Bilge Yesil
Affiliate Faculty of Middle Eastern Studies, The Graduate Center, CUNY
Institution: the City University of New York
Bilge Yesil is Professor of Media Culture and affiliate faculty of Middle Eastern studies at the City University of New York. Her work spans global media and communication, authoritarianism, surveillance, media ownership and regulation. She is the author of Video Surveillance: Power and Privacy in Everyday Life (2009), Media in New Turkey: The Origins of an Authoritarian Neoliberal State (2016), and Talking Back to the West: How Turkey Uses Counter-Hegemony to Reshape the Global Communication Order (2024), and a co-editor of The Handbook of Media and Culture in the Middle East (2023).
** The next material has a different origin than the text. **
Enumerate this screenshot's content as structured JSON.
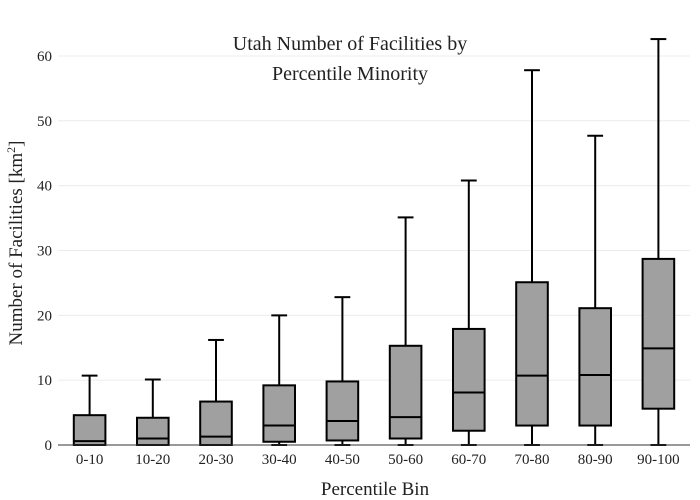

Reflections Upon “New Civilizationisms”
“Civilization” has emerged as a key pillar of Turkey’s foreign policy during the AKP (Justice and Development Party) era. Following the events of September 11, the AKP capitalized on Turkey’s perceived role in forging a civilizational alliance between Muslims and the West, and in 2006, it became a co-sponsor of the United Nations Alliance of Civilizations initiative alongside Spain. However, beginning in the 2010s, the AKP adopted a more confrontational stance towards the West, driven in part by various domestic and foreign policy crises. As discussed in Talking Back to the West, AKP officials and proxies have been promoting the supremacy of Turkish Islamic civilization through global communication initiatives ranging from English-language news to television series. They argue that the West is morally bankrupt and dysfunctional and position Turkey as a benevolent power that is reshaping the global order and restoring justice to oppressed people.
AKP-backed communication entities craft essentialized images of the West as inhumane and hypocritical in their coverage of police brutality, rights violations, Islamophobia, and far-right extremism in Europe and the United States. By referencing colonialism, slavery, Nazism, the Holocaust and other “shameful” episodes from the past, they criticize Western countries not only for what they do, but for who they are. This strategy aims to question the West’s political and moral leadership and signal the collapse of the West-dominated global order. Simultaneously, it allows AKP cadres to dismiss criticisms leveled by Western governments against Turkey regarding democratic backsliding and rights violations.
It is essential to note that these negative representations of the West and Western civilization do not necessarily advance a progressive or humanist critique, nor do they aim to foster a positive force for change. Within this framework, every comparison transforms the West, East, Turkey and Muslims into antagonistic entities, disregarding their complexities and interrelationships.
The focus on Western malaise partly stems from the AKP’s strained relationships with Europe and the United States, and a long-standing intellectual tradition that reifies the West as civilizationally inferior. Influential Islamist thinkers, such as Necip Fazil Kisakurek, Nurettin Topcu, and Sezai Karakoc, have played a significant role in shaping this tradition, which has been incorporated into the AKP’s foreign policy and public diplomacy initiatives by figures like Ahmet Davutoglu and Ibrahim Kalin. What these thinkers and state officials share is an emphasis on how Western societies prioritize power and self-interest over humanistic values. By contrast, Islam and Islamic civilization are seen as possessing inherent solutions to various crises prompted by Western modernity. There is also a strong resistance against the idealization of Western civilization, whether by European intellectuals or modernizing elites in Muslim-majority countries. Finally, there is a consensus on the revival of Islamic civilization as a means to counter Western hegemony on the international stage and challenge Eurocentric modernization projects at home.
Anti-Western narratives and the use of civilizational dualities to bolster legitimacy on the global stage are not unique to Turkey. They can also be observed in the global outreach and communication programs of other post-imperial states such as China and Russia. As part of the New Civilizationisms Project, I plan to undertake comparative analyses of how these states utilize a civilizational paradigm in their efforts to mobilize their domestic constituents and reshape the global order.